Jessica Kiang Perhaps deciding that the relationship tribulations of white, coastal-American men of medium-to-high class-privilege levels — which were well-served on the big screen in previous decades — have been rather overlooked of late, writer-director Noah Pritzker goes back to the well of male midlife neurosis for his sophomore feature and dredges up not quite enough to fill up one amiable indie dramedy.
Powered largely by the affability of Griffin Dunne playing a reluctant pending-divorcé whose aging father has recently left his aging mother and whose adult son is having woman troubles of his own, “Ex-Husbands” which world-premieres at the San Sebastian Film Festival, is likable enough in intention, but flounders en route to its destination.

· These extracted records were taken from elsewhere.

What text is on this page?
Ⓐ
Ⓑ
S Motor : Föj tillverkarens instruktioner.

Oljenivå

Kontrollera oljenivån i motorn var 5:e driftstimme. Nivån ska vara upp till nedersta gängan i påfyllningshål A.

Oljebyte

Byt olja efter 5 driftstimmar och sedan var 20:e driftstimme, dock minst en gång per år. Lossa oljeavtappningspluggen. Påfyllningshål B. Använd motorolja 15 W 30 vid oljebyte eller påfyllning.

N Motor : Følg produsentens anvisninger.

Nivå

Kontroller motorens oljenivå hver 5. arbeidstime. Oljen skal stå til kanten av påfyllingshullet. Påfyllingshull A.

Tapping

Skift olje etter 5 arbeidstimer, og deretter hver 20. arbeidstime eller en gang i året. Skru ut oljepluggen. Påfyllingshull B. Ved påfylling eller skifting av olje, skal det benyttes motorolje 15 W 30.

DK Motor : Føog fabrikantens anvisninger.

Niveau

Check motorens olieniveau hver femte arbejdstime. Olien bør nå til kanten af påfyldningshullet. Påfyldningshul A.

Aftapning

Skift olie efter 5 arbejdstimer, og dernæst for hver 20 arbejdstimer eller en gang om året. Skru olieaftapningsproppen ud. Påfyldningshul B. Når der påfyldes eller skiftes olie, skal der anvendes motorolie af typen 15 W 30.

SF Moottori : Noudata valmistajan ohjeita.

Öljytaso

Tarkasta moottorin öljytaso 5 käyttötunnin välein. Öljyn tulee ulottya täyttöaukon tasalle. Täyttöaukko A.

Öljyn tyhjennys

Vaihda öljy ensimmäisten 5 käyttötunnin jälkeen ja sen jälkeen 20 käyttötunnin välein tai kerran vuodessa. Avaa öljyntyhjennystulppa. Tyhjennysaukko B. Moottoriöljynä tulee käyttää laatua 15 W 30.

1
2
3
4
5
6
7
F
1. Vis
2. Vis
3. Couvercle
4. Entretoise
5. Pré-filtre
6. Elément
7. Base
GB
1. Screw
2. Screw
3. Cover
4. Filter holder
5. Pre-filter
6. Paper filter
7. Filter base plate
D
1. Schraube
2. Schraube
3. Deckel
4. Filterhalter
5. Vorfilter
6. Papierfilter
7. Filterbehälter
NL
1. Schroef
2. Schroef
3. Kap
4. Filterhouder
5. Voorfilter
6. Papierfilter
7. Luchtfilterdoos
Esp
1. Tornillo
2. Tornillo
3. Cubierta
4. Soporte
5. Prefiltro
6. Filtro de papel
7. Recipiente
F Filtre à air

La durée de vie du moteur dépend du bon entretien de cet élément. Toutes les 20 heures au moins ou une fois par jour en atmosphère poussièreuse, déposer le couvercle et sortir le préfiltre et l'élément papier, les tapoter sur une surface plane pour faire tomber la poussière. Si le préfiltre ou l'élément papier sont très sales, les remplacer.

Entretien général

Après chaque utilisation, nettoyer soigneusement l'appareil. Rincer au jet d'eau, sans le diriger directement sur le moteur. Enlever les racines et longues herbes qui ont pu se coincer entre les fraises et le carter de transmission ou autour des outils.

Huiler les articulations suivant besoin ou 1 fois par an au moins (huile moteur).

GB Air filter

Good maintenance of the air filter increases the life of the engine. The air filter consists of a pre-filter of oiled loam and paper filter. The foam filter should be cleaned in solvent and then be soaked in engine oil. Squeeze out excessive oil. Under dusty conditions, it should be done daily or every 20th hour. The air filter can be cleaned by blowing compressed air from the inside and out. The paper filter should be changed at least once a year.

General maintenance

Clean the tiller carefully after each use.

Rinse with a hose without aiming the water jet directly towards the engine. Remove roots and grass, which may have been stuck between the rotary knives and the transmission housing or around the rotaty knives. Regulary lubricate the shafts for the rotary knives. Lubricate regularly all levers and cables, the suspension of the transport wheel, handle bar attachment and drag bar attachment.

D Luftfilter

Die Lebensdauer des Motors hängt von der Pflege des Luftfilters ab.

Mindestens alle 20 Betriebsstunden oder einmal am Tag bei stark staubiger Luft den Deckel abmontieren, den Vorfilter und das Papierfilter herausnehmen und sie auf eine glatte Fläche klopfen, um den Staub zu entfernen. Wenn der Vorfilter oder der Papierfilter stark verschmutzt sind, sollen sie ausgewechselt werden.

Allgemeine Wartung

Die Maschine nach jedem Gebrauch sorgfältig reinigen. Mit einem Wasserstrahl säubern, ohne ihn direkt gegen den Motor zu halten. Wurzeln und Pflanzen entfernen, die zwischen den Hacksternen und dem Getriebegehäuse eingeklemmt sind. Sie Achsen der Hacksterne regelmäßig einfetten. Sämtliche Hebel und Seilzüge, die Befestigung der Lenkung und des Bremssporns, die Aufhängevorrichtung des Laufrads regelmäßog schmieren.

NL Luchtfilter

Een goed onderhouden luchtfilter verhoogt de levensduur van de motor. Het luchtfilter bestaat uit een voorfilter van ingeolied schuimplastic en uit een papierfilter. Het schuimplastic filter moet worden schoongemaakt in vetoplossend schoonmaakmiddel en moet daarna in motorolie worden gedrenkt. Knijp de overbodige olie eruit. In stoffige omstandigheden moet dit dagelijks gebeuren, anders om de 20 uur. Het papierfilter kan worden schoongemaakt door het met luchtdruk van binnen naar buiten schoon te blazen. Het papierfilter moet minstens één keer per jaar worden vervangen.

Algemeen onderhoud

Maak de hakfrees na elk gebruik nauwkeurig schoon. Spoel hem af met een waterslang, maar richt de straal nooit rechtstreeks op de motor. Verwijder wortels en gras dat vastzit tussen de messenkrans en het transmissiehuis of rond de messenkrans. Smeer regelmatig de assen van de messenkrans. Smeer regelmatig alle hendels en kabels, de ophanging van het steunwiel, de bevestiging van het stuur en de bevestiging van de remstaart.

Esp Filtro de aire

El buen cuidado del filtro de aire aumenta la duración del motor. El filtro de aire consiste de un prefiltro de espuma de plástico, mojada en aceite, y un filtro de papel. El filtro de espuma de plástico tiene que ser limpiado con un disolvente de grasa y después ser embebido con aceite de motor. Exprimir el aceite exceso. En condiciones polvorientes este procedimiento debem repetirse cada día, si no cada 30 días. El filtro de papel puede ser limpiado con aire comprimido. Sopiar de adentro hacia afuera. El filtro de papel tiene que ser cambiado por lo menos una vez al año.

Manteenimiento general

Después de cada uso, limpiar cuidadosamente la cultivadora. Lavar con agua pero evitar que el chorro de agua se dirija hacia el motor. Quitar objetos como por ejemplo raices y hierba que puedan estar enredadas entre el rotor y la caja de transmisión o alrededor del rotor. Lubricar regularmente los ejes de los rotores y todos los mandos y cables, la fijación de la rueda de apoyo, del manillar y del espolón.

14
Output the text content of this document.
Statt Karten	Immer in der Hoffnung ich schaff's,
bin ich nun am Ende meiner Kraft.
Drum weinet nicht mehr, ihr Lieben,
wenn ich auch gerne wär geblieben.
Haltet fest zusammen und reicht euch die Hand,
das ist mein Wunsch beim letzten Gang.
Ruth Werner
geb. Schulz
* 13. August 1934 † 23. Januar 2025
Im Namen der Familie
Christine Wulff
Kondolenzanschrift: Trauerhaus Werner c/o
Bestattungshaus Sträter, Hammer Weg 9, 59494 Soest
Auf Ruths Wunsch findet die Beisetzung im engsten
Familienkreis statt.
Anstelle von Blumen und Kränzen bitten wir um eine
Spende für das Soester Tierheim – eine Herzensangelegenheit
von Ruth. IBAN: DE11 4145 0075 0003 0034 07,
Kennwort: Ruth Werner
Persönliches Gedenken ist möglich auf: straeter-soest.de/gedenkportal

Not unlike its befuddled protagonists, who can’t seem to translate meaning well into doing well. We meet Peter Pearce (Dunne), a New York dentist, in the Walter Reade Theater in New York’s Lincoln Center — like many of the film’s signifiers of cultural sophistication, this one is rather obviously signposted — where he is going to see a movie with his father Simon (a spiky Richard Benjamin).
As they await the arrival of their respective wives, Simon confides in his son that he has decided, in his mid-80s, to divorce from Peter’s mother (his wife of 65 years), reckoning that he has another “25 good years” to play the field.